Strategies for California’s human population during this drought
California has a huge population. Data from last U.S. Census indicates that the Golden State has over 39 million people. Besides drinking and bathing, all those people wash their cars, water their lawns, and clean their homes.
Particularly striking, southern California is desert or semidesert. Coastal San Diego averages in non-drought years about nine or ten inches of rain a year. About 50 percent of our water is brought in from the Colorado River, and 30 percent from northern California. What is to be done during a drought in a place that doesn’t have that much water in the first place?
A California-based academic, Elizabeth Keavney, looked at a number of technologies and strategies to mitigate the drought’s effects on people in California, including using tugboats to haul polar icebergs to the California coast to harvest their melting ice. Looking at costs and feasibilities, she concluded that wastewater recycling, “is the most feasible method to mitigate future droughts in California.” Her study was published this month in the journal Applied Water Science.
Keavney looked at the costs of desalination, stormwater capture, water conservation, tugging icebergs, and wastewater recycling. She also considered practical aspects of each strategy. She disfavors desalination because its costs remain above that of recycling wastewater. Grabbing icebergs and pulling them through the ocean is untried, so she doesn’t give it much consideration.
Stormwater capture is basically doing what a rain barrel does but on a grand scale, harvesting rainwater from rooftops, roadways, and parking lots. Keavney judges this strategy as being impractical. Oil spilling from cars and other pollutants render stormwater too polluted to treat for human consumption. (The obvious next question: is the water then too polluted to allow it to flow into streams and lakes?)
Keavney does a fine job of giving an overview of the current state legislation that offers carrots and sticks to California residents to use less water, including recent legislation intended to replenish California’s strained aquifers. She fails, however, to adequately judge Californians’ acceptance of wastewater reuse. She says that public officials need to sell the public on the idea to overcome the “yuck” factor. When San Diego was first proposing reuse in the 1980s, the resistance to the idea was pretty fierce. (I was one of the folks in opposition.) Now, there is hardly a voice raised opposing the reuse of our water. This includes indirect potable reuse, which is taking effluent—including sewage—filtering and purifying it to meet drinking standards, and piping it to a reservoir that contains water from other sources. The reservoir water is then treated for drinking and piped to homes and businesses.

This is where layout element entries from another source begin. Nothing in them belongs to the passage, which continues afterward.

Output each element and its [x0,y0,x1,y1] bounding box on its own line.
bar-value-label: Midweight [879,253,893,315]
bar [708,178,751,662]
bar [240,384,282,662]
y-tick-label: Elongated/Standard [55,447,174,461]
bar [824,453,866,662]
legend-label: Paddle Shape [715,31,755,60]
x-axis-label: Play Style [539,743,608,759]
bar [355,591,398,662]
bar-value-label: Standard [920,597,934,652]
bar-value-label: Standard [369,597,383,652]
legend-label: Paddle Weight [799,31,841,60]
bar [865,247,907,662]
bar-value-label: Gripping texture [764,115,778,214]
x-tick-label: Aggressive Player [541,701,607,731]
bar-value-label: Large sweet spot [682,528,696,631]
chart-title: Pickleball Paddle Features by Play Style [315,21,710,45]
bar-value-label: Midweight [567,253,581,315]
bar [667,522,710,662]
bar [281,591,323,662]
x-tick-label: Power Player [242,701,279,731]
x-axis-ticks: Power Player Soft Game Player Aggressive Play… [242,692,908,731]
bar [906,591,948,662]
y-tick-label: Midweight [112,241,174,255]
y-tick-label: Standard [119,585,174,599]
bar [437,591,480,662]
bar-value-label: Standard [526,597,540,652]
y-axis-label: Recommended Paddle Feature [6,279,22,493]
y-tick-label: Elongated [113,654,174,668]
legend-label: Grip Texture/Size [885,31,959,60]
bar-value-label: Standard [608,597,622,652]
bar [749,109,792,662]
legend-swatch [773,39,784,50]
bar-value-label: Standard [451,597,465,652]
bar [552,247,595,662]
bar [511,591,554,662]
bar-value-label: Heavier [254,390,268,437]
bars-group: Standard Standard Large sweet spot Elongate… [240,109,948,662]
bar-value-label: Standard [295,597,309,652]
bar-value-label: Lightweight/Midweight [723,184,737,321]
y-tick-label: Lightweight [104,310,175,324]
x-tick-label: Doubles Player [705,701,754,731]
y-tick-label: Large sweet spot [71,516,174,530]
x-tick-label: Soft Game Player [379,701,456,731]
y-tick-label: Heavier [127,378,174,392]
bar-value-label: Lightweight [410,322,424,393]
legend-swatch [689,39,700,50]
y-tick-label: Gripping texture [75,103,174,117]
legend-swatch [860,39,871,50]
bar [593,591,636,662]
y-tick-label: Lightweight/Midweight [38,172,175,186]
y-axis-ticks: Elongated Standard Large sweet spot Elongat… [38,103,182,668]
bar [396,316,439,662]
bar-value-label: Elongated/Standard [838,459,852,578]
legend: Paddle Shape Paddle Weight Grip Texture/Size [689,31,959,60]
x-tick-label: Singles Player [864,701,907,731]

Also, I believe that Keavney doesn’t adequately consider conservation. It is the cheapest method possible. Average water use for San Diegans is 83 gallons a day, one reason being is that we water our lawns. San Franciscan, who generally don’t have lawns, use about 40 gallons a day. A drive to change our lawns to xeriscape could help a lot.
But another reason conservation could work is that California has people who use A LOT of water. In 2015, I wrote about one homeowner in Rancho Santa Fe, a tony part of San Diego County, who uses 38,000 gallons of water a day. This individual lives in a large home, on a nice spread, but he is not alone. His neighbors probably use thousands of gallons a day as well. And there are other tony places throughout California with individuals using thousands and thousand of gallons of water. There is a lot of room for these folks to cut down and help out their neighbors.